Cette fois, il y a une chose qui ne doit pas arriver. C’est l’effet de surprise. En janvier 2024, malgré une fin de campagne très violente dans les propos des leaders politiques tous bords confondus, les services de sécurité n’avaient pas suffisamment pris de recul pour mesurer les possibles débordements qui surviennent après toute élection. Cette fois, nous espérons qu’il n’y aura pas de manifestations post-électorales, mais que les forces de maintien de l’ordre sauront les circonscrire le cas échéant. Ce qui est sûr c’est que, comme en 2024, le discours n’a pas évolué d’un iota. C’est toujours la défiance entre acteurs politiques du pouvoir et de l’opposition.

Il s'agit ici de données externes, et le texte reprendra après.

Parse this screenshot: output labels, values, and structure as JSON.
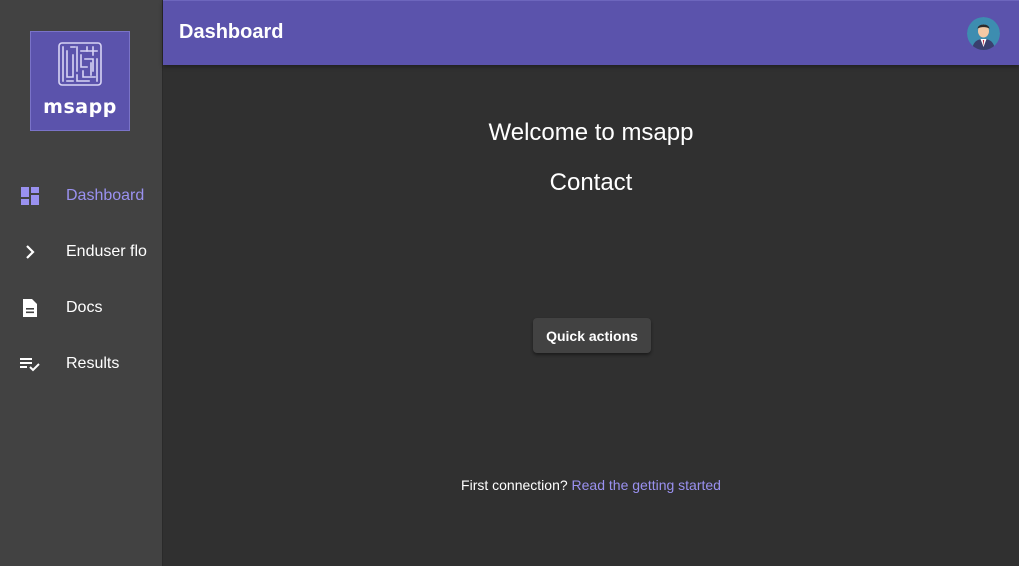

Les candidats du pouvoir continuent à croire et à véhiculer le discours d’un KO gagnant dès le premier tour, le fameux « gwa ndzima », ceci en se basant sur la mobilisation des militants de plus en plus nombreux à en croire leurs chiffres véhiculés ici et là. Dans le Mbadjini par exemple, les candidats du régime peuvent compter sur leur base mais aussi sur les nouveaux adhérents recensés au mois de mai dernier au nombre de 1600 nouveaux membres qui ont pris une carte du parti, à en croire une publication sur la page facebook de la Convention pour le Renouveau des Comores (CRC). C’est ce même discours qui avait été entonné durant la campagne de la présidentielle avec le chiffre de 31 000 nouveaux adhérents, qui avait été fortement contesté par les opposants.
Du côté de l’opposition, c’est aussi l’appel à la mobilisation des militants qui prime. L’autre jour dans un meeting au sud de la capitale, l’ancien ministre de l’intérieur et leader du parti Orange, Mohamed Daoudou alias KIKI a appelé même ceux qui seraient rappelés par dieu le jour du vote à retarder l’échéance, pour au moins pouvoir glisser leur bulletin dans l’urne, c’est dire l’enjeu et l’importance de ces élections. De son coté, celui qui fait office de porte-parole de l’opposition depuis des années, Abdourazak Razida, a appelé les électeurs du Hamanvu à se mobiliser en masse pour empêcher le président Azali d’atteindre le nombre de vingt cinq (25) députés à l’Assemblée Nationale, chose qui va lui permettre de modifier la constitution pour instaurer un pouvoir héréditaire. Des soupçons de plus en plus rependus dans l’opinion.